Diagnostic imaging is an underutilized resource in herpetological medicine. Survey radiographs and ultrasound can be used
to evaluate many different systems simultaneously, and provide insight into possible problems in a case. To be successful
with diagnostic imaging, veterinarians need to acquire a basic knowledge of anatomy regarding the species of interest, methods
used to restrain reptiles to collect the images, and the most appropriate techniques used to collect and interpret the results.
There are a variety of resources available to the veterinarian that is trying to learn more about reptile diagnostic imaging.
Mader's Reptile Medicine and Surgery (Elsevier/Saunders, 2006) provides an excellent review on the subject. Expert opinions
can be obtained either via phone consults or via the internet (e.g., Veterinary Information Network).
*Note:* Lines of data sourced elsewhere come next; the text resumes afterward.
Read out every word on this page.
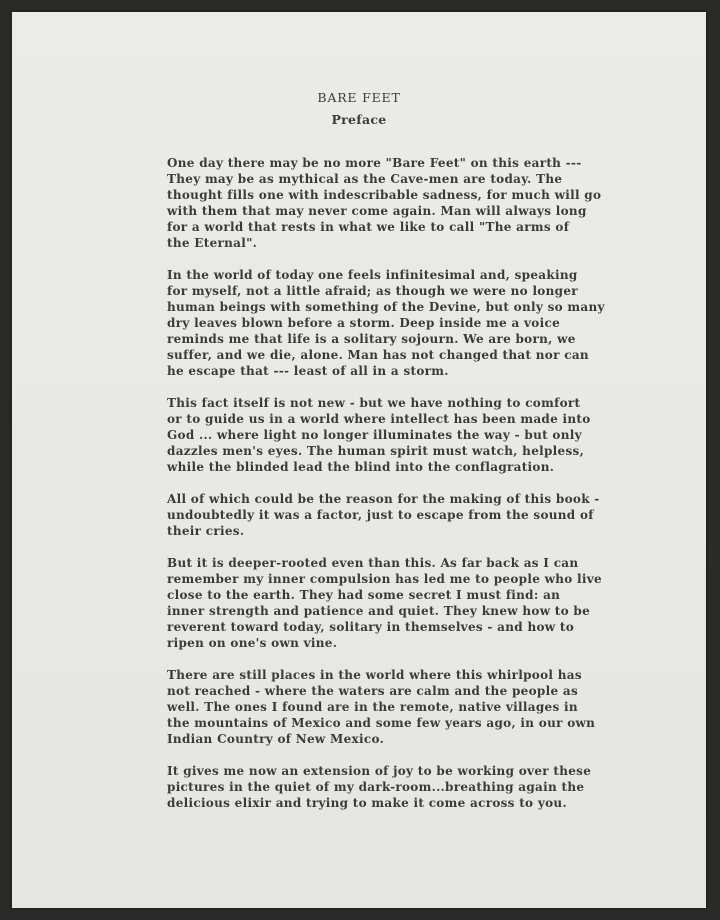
BARE FEET
Preface

One day there may be no more "Bare Feet" on this earth ---
They may be as mythical as the Cave-men are today. The
thought fills one with indescribable sadness, for much will go
with them that may never come again. Man will always long
for a world that rests in what we like to call "The arms of
the Eternal".

In the world of today one feels infinitesimal and, speaking
for myself, not a little afraid; as though we were no longer
human beings with something of the Devine, but only so many
dry leaves blown before a storm. Deep inside me a voice
reminds me that life is a solitary sojourn. We are born, we
suffer, and we die, alone. Man has not changed that nor can
he escape that --- least of all in a storm.

This fact itself is not new - but we have nothing to comfort
or to guide us in a world where intellect has been made into
God ... where light no longer illuminates the way - but only
dazzles men's eyes. The human spirit must watch, helpless,
while the blinded lead the blind into the conflagration.

All of which could be the reason for the making of this book -
undoubtedly it was a factor, just to escape from the sound of
their cries.

But it is deeper-rooted even than this. As far back as I can
remember my inner compulsion has led me to people who live
close to the earth. They had some secret I must find: an
inner strength and patience and quiet. They knew how to be
reverent toward today, solitary in themselves - and how to
ripen on one's own vine.

There are still places in the world where this whirlpool has
not reached - where the waters are calm and the people as
well. The ones I found are in the remote, native villages in
the mountains of Mexico and some few years ago, in our own
Indian Country of New Mexico.

It gives me now an extension of joy to be working over these
pictures in the quiet of my dark-room...breathing again the
delicious elixir and trying to make it come across to you.
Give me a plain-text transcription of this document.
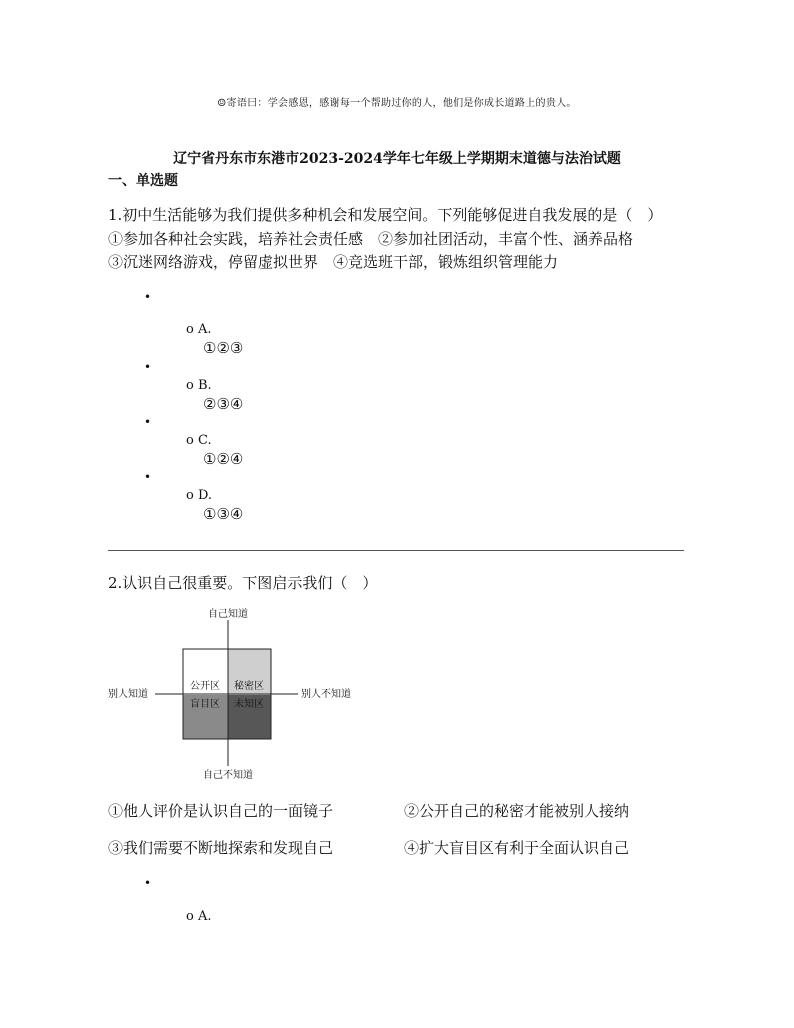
☺寄语曰：学会感恩，感谢每一个帮助过你的人，他们是你成长道路上的贵人。
辽宁省丹东市东港市2023-2024学年七年级上学期期末道德与法治试题
一、单选题
1.初中生活能够为我们提供多种机会和发展空间。下列能够促进自我发展的是（　）
①参加各种社会实践，培养社会责任感　②参加社团活动，丰富个性、涵养品格
③沉迷网络游戏，停留虚拟世界　④竞选班干部，锻炼组织管理能力
•
o A.
①②③
•
o B.
②③④
•
o C.
①②④
•
o D.
①③④
2.认识自己很重要。下图启示我们（　）
自己知道
自己不知道
别人知道	别人不知道
公开区 秘密区
盲目区 未知区
①他人评价是认识自己的一面镜子	②公开自己的秘密才能被别人接纳
③我们需要不断地探索和发现自己	④扩大盲目区有利于全面认识自己
•
o A.
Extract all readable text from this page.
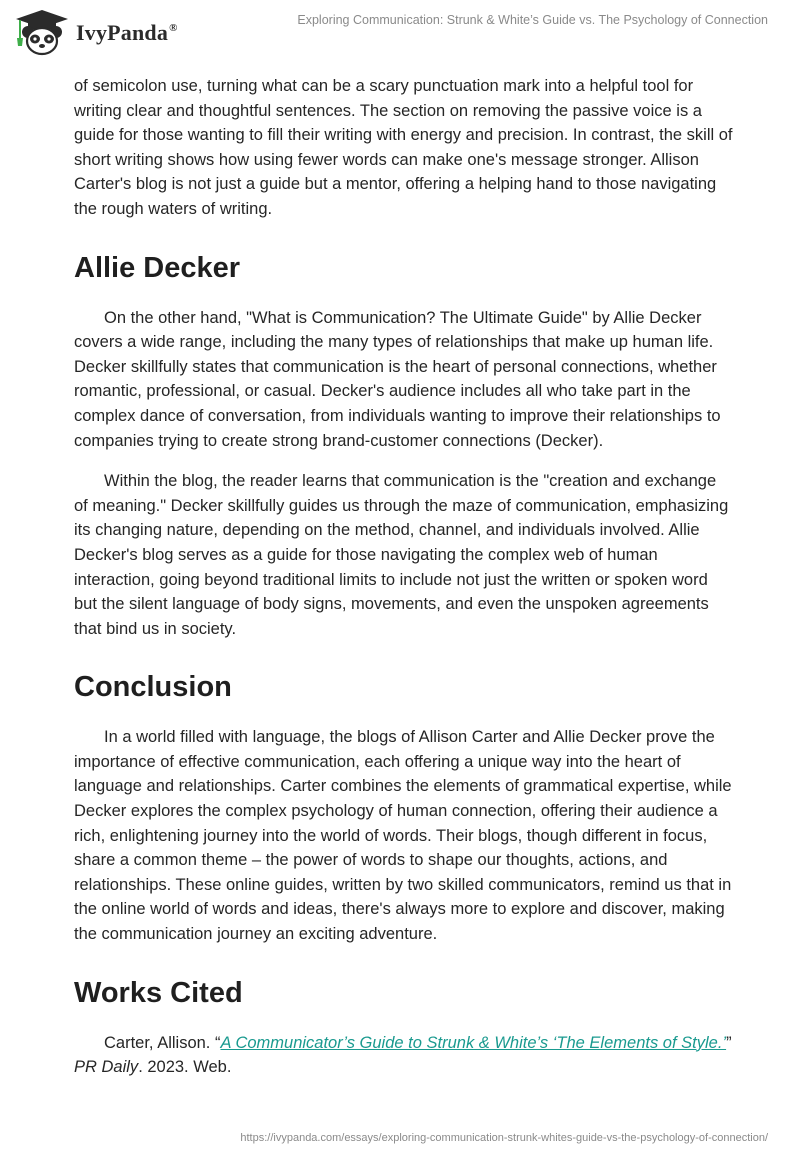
IvyPanda®
Exploring Communication: Strunk & White’s Guide vs. The Psychology of Connection

of semicolon use, turning what can be a scary punctuation mark into a helpful tool for writing clear and thoughtful sentences. The section on removing the passive voice is a guide for those wanting to fill their writing with energy and precision. In contrast, the skill of short writing shows how using fewer words can make one's message stronger. Allison Carter's blog is not just a guide but a mentor, offering a helping hand to those navigating the rough waters of writing.

Allie Decker

On the other hand, "What is Communication? The Ultimate Guide" by Allie Decker covers a wide range, including the many types of relationships that make up human life. Decker skillfully states that communication is the heart of personal connections, whether romantic, professional, or casual. Decker's audience includes all who take part in the complex dance of conversation, from individuals wanting to improve their relationships to companies trying to create strong brand-customer connections (Decker).

Within the blog, the reader learns that communication is the "creation and exchange of meaning." Decker skillfully guides us through the maze of communication, emphasizing its changing nature, depending on the method, channel, and individuals involved. Allie Decker's blog serves as a guide for those navigating the complex web of human interaction, going beyond traditional limits to include not just the written or spoken word but the silent language of body signs, movements, and even the unspoken agreements that bind us in society.

Conclusion

In a world filled with language, the blogs of Allison Carter and Allie Decker prove the importance of effective communication, each offering a unique way into the heart of language and relationships. Carter combines the elements of grammatical expertise, while Decker explores the complex psychology of human connection, offering their audience a rich, enlightening journey into the world of words. Their blogs, though different in focus, share a common theme – the power of words to shape our thoughts, actions, and relationships. These online guides, written by two skilled communicators, remind us that in the online world of words and ideas, there's always more to explore and discover, making the communication journey an exciting adventure.

Works Cited

Carter, Allison. “A Communicator’s Guide to Strunk & White’s ‘The Elements of Style.’” PR Daily. 2023. Web.

https://ivypanda.com/essays/exploring-communication-strunk-whites-guide-vs-the-psychology-of-connection/
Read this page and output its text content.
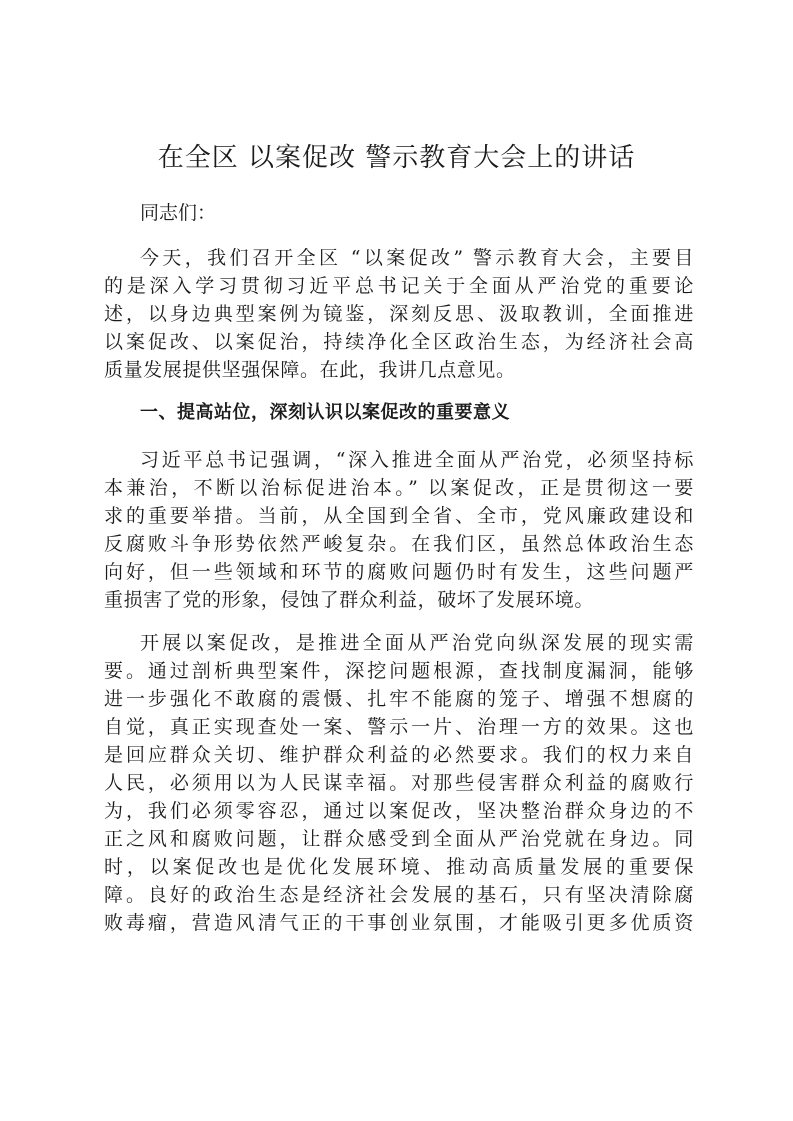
在全区 以案促改 警示教育大会上的讲话

同志们：

今天，我们召开全区 “以案促改” 警示教育大会，主要目

的是深入学习贯彻习近平总书记关于全面从严治党的重要论

述，以身边典型案例为镜鉴，深刻反思、汲取教训，全面推进

以案促改、以案促治，持续净化全区政治生态，为经济社会高

质量发展提供坚强保障。在此，我讲几点意见。

一、提高站位，深刻认识以案促改的重要意义

习近平总书记强调，“深入推进全面从严治党，必须坚持标

本兼治，不断以治标促进治本。” 以案促改，正是贯彻这一要

求的重要举措。当前，从全国到全省、全市，党风廉政建设和

反腐败斗争形势依然严峻复杂。在我们区，虽然总体政治生态

向好，但一些领域和环节的腐败问题仍时有发生，这些问题严

重损害了党的形象，侵蚀了群众利益，破坏了发展环境。

开展以案促改，是推进全面从严治党向纵深发展的现实需

要。通过剖析典型案件，深挖问题根源，查找制度漏洞，能够

进一步强化不敢腐的震慑、扎牢不能腐的笼子、增强不想腐的

自觉，真正实现查处一案、警示一片、治理一方的效果。这也

是回应群众关切、维护群众利益的必然要求。我们的权力来自

人民，必须用以为人民谋幸福。对那些侵害群众利益的腐败行

为，我们必须零容忍，通过以案促改，坚决整治群众身边的不

正之风和腐败问题，让群众感受到全面从严治党就在身边。同

时，以案促改也是优化发展环境、推动高质量发展的重要保

障。良好的政治生态是经济社会发展的基石，只有坚决清除腐

败毒瘤，营造风清气正的干事创业氛围，才能吸引更多优质资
There are also board
certified radiologists that offer consultation services. Regardless of the source, veterinarians have many options when attempting
to interpret the findings of a diagnostic image
With over 7,000 different species of reptiles, it is impossible to become comfortable with the anatomic peculiarities of all
the reptiles. Fortunately, reptile anatomy is highly conserved among the orders. For simplicity, the reptiles can be categorized
into one of four groups: chelonians, lizards, snakes, and crocodilians. The tuatara is not mentioned because it is not considered
a common captive reptile. Reptile morphology texts are excellent resources for learning the anatomy of these animals. Short
descriptions can also be found in Reptile Medicine and Surgery (Mader, Elsevier/Saunders, 2006) and Clinical Anatomy and Physiology
of Exotic Species (O'Malley, Elsevier/Saunders, 2005).
The quality of the equipment used to take radiographs is an important consideration. A radiographic machine to be used for
reptiles should be capable of a taking a range of images, which might include day geckos (Phelsuma spp.) to varanids (komodo dragons, Varanus komodoensis). A machine capable of such a range should have a short exposure time. 1/60th of a second or shorter is recommended. The machine should also have a high milliamperes capacity (>300). This is important
because of the variability in detail that might be expected among different sized animals. The killivolt peak range should
also be large, 40-100 killivolt peak, to accommodate the different sized patients a veterinarian may encounter. The ability
to alter the killivolt peak by small increments (e.g., 2 killivolt peak) is important because it will enable the veterinarian
to review small details between images. A machine in which the tube can be rotated to provide a horizontal beam is preferred.
This will enable the veterinarian to take lateral images on animals in sternal recumbency. This is especially important with
For small patient, dental radiograph machines can be used. The author has used this type of equipment to take "whole body"
radiographs of small lizards (e.g., juvenile bearded dragons). The detail from these images, although not always refined,
does provide more detail than standard films.
Selecting the correct type of cassette or film is as important as using the correct machine. High-detail, rare earth cassettes
are preferred. These cassettes should be used in combination with slow speed, single emulsion (gray) films. This combination
provides the best detail for small lizards. Double emulsion (black) films can be used for larger reptiles when small detail
is not required. Selecting the correct size cassette and film combination is also an important consideration.
When taking radiographs it is important to always collect at least two images. The most common images are a lateral and dorsoventral
or ventrodorsal image. These two, two-dimensional images will provide the most insight into interpreting the anatomy of a
three-dimensional reptile. Care should be taken when positioning an animal to ensure that the area of interest can be evaluated.
A reptile must be still to collect the "perfect" image. Taking radiographs on un-anesthetized or restrained reptiles can lead
to motion and a loss of detail. The author has found that reptiles can be restrained manually for images or anesthetized.
Manual restraint does result in increased radiation exposure for the handlers, so it should be kept to a minimum. Placing
blinders over the eyes of a lizard can also be done to minimize movement. The author has found this technique to work well
with iguanas, bearded dragons, and varanids. An ophthalmic eye lube is placed in the eyes of the animal and the head is wrapped
with vet-wrap (3M products, St. Paul, MN). Dimming the lights and minimizing human movement and speaking in the room will
also help reduce the stimuli on the reptile.